How breakout rooms work

In an active Teams meeting, the organiser (or designated breakout-rooms managers) opens the breakout panel and:

  1. Creates N rooms (named or numbered).
  2. Assigns participants automatically (round-robin), manually, or lets participants pick.
  3. Opens the rooms — participants are moved to their assigned room as sub-meetings.
  4. Sets a timer if desired, with countdown displayed to participants.
  5. Joins rooms as the facilitator to check in, answer questions, redirect.
  6. Broadcasts a message to all rooms simultaneously.
  7. Closes the rooms when ready — everyone returns to the main meeting.

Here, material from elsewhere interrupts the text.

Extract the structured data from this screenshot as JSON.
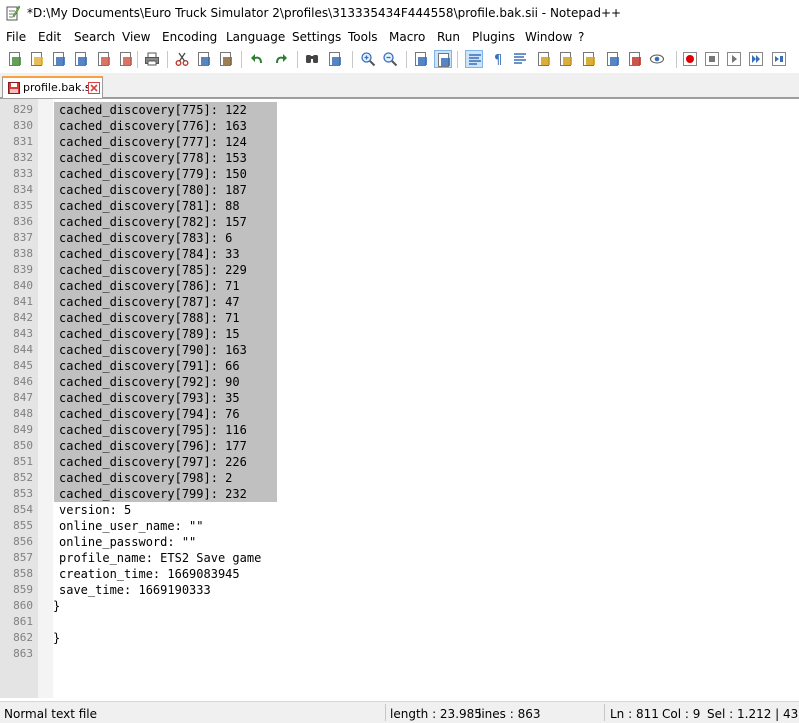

Each breakout room is itself a Teams meeting with its own chat, recording (if enabled separately), whiteboard, and screen sharing. Content created in a breakout — chat messages, whiteboard work — is preserved after the room closes and remains accessible to participants of that room.

Configuration in advance

The organiser can configure breakouts before the meeting starts:

  • Number of rooms and naming.
  • Pre-assigning participants (useful for known attendee lists).
  • Designating co-organisers as breakout managers.
  • Auto-assign or manual mode.

Pre-configuration saves time when the meeting starts.

Facilitation patterns

A few that work well:

  • Liked/Learned/Lacked retrospective: each room takes one category, then rooms close and groups present back.
  • Speed networking: short rounds of small-room conversations.
  • Case-study analysis: each room takes a different case, then synthesises in main meeting.
  • Training breakouts: hands-on exercises in small groups during a larger training session.

Pair with Microsoft Whiteboard in each breakout for visual collaboration; the whiteboards persist after closing.

Limits and caveats

  • Up to 50 breakout rooms in a single meeting.
  • External participants can be assigned to breakouts (guests, federated users).
  • Anonymous participants can't join breakouts directly — the organiser must make them registered first.
  • Recording in breakouts is independent of the main meeting recording.
  • Mobile participants can join breakouts on iOS and Android but with reduced facilitator features.

When breakouts are right

  • Workshops and training sessions.
  • Strategy sessions with parallel work streams.
  • Large-group brainstorms where everyone-at-once becomes unwieldy above ~20 people.
  • Cohort-based learning programmes.

When they're not

  • Casual meetings where the overhead isn't worth it.
  • Very short meetings — breakouts take a few minutes to set up and join.
  • Town halls and webinars — broadcast formats, not breakout-friendly.

For meeting facilitators running workshops in Teams, breakout rooms are one of the most practical features in the product. The skill is in the facilitation, not the tooling — but the tooling has matured enough not to get in the way.